Let's start of with loading a dataset

In [3]:
dataset = np.loadtxt(dataset_path, delimiter=',')
data = dataset[:, 1:]
target = dataset[:, 0]
print(f"data shape: {data.shape}")

data shape: (147, 4)


Create a noisy oracle to simulate a domain expert that makes some mistakes

In [9]:
noisy_querier = ProbabilisticNoisyQuerier(None, target, 0.1,100, random_seed=querier_seed)

Create a COBRAS object to cluster the data based on the supervision that the noisy querier gives:

In [10]:
clusterer = COBRAS(noise_probability=0.1,minimum_approximation_order=3, maximum_approximation_order=6)
# only store the first two return values
all_clusters, runtimes, *_ = clusterer.fit(data, -1, None, noisy_querier)
best_clustering_robust = all_clusters[-1]
runtime_robust = runtimes[-1]

Evaluate the clustering quality

In [11]:
ARI_score_robust = adjusted_rand_score(target, best_clustering_robust)
print(f"Clustering took {runtime_robust:0.3f}, ARI = {ARI_score_robust:0.3f}")
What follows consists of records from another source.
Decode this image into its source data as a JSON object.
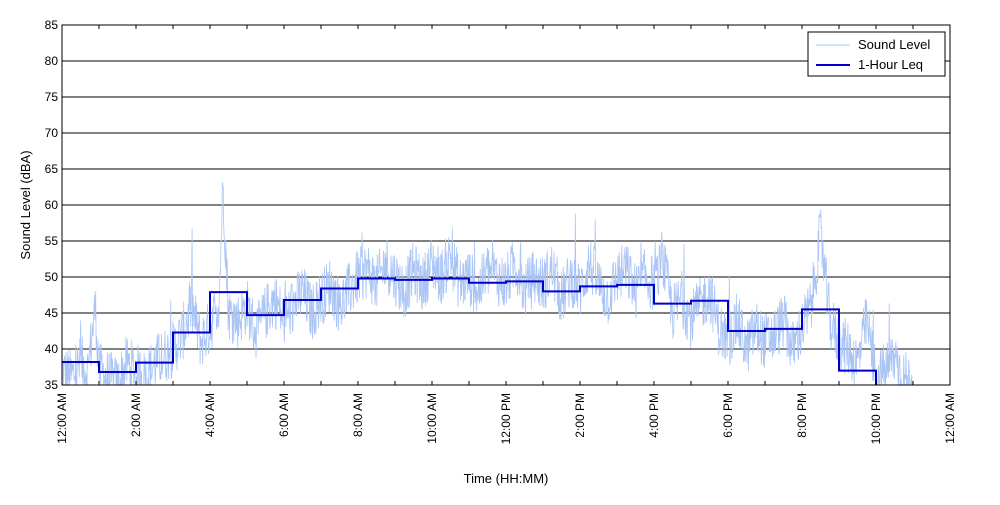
{
  "chart_data": {
    "type": "line",
    "xlabel": "Time (HH:MM)",
    "ylabel": "Sound Level (dBA)",
    "xlim_hours": [
      0,
      24
    ],
    "ylim": [
      35,
      85
    ],
    "y_ticks": [
      35,
      40,
      45,
      50,
      55,
      60,
      65,
      70,
      75,
      80,
      85
    ],
    "x_ticks": [
      {
        "hour": 0,
        "label": "12:00 AM"
      },
      {
        "hour": 2,
        "label": "2:00 AM"
      },
      {
        "hour": 4,
        "label": "4:00 AM"
      },
      {
        "hour": 6,
        "label": "6:00 AM"
      },
      {
        "hour": 8,
        "label": "8:00 AM"
      },
      {
        "hour": 10,
        "label": "10:00 AM"
      },
      {
        "hour": 12,
        "label": "12:00 PM"
      },
      {
        "hour": 14,
        "label": "2:00 PM"
      },
      {
        "hour": 16,
        "label": "4:00 PM"
      },
      {
        "hour": 18,
        "label": "6:00 PM"
      },
      {
        "hour": 20,
        "label": "8:00 PM"
      },
      {
        "hour": 22,
        "label": "10:00 PM"
      },
      {
        "hour": 24,
        "label": "12:00 AM"
      }
    ],
    "grid": "horizontal",
    "legend_position": "top-right",
    "series": [
      {
        "name": "Sound Level",
        "color": "#a9c4f5",
        "style": "noisy-line",
        "hours": [
          0.0,
          0.25,
          0.5,
          0.7,
          0.9,
          1.0,
          1.25,
          1.5,
          1.75,
          2.0,
          2.25,
          2.5,
          2.75,
          3.0,
          3.25,
          3.5,
          3.75,
          4.0,
          4.25,
          4.35,
          4.5,
          4.75,
          5.0,
          5.25,
          5.5,
          5.75,
          6.0,
          6.25,
          6.5,
          6.75,
          7.0,
          7.25,
          7.5,
          7.75,
          8.0,
          8.25,
          8.5,
          8.75,
          9.0,
          9.25,
          9.5,
          9.75,
          10.0,
          10.25,
          10.5,
          10.75,
          11.0,
          11.25,
          11.5,
          11.75,
          12.0,
          12.25,
          12.5,
          12.75,
          13.0,
          13.25,
          13.5,
          13.75,
          14.0,
          14.25,
          14.5,
          14.75,
          15.0,
          15.25,
          15.5,
          15.75,
          16.0,
          16.25,
          16.5,
          16.75,
          17.0,
          17.25,
          17.5,
          17.75,
          18.0,
          18.25,
          18.5,
          18.75,
          19.0,
          19.25,
          19.5,
          19.75,
          20.0,
          20.25,
          20.5,
          20.75,
          21.0,
          21.25,
          21.5,
          21.75,
          22.0,
          22.25,
          22.5,
          22.75,
          23.0
        ],
        "values": [
          37,
          36,
          38,
          37,
          46,
          37,
          36,
          35,
          38,
          37,
          36,
          38,
          39,
          40,
          42,
          46,
          41,
          43,
          47,
          63,
          45,
          44,
          46,
          42,
          45,
          47,
          44,
          46,
          48,
          45,
          47,
          49,
          46,
          48,
          50,
          51,
          49,
          52,
          50,
          48,
          51,
          49,
          52,
          50,
          53,
          49,
          50,
          48,
          51,
          50,
          49,
          52,
          48,
          50,
          49,
          51,
          47,
          50,
          48,
          52,
          49,
          47,
          50,
          51,
          48,
          50,
          49,
          52,
          45,
          47,
          44,
          46,
          48,
          43,
          41,
          44,
          40,
          43,
          41,
          42,
          44,
          40,
          43,
          46,
          56,
          44,
          41,
          40,
          38,
          44,
          36,
          37,
          39,
          36,
          35
        ]
      },
      {
        "name": "1-Hour Leq",
        "color": "#0000cc",
        "style": "step",
        "values": [
          38.2,
          36.8,
          38.1,
          42.3,
          47.9,
          44.7,
          46.8,
          48.4,
          49.8,
          49.6,
          49.8,
          49.2,
          49.4,
          48.0,
          48.7,
          48.9,
          46.3,
          46.7,
          42.5,
          42.8,
          45.5,
          37.0,
          null,
          null
        ]
      }
    ]
  }
}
Clustering took 32.644, ARI = 0.882


For reference also run cobras with no noise handling mechanism

In [12]:
# make a new querier (take care these are statefull! so make a new querier every time)
noisy_querier = ProbabilisticNoisyQuerier(None, target, 0.1,100, random_seed=querier_seed)

# make new COBRAS
clusterer = COBRAS(correct_noise=False)
all_clusters, runtimes, *_ = clusterer.fit(data, -1, None, noisy_querier)
best_clustering = all_clusters[-1]
runtime = runtimes[-1]

ARI_score = adjusted_rand_score(target, best_clustering)
print(f"Clustering took {runtime:0.3f}, ARI = {ARI_score:0.3f}")

Clustering took 1.092, ARI = 0.482


So as you can see nCOBRAS performs significantly better than COBRAS in the presence of noise.
However, the reasoning about noisy constraints takes time and thus nCOBRAS is also considerably slower than COBRAS.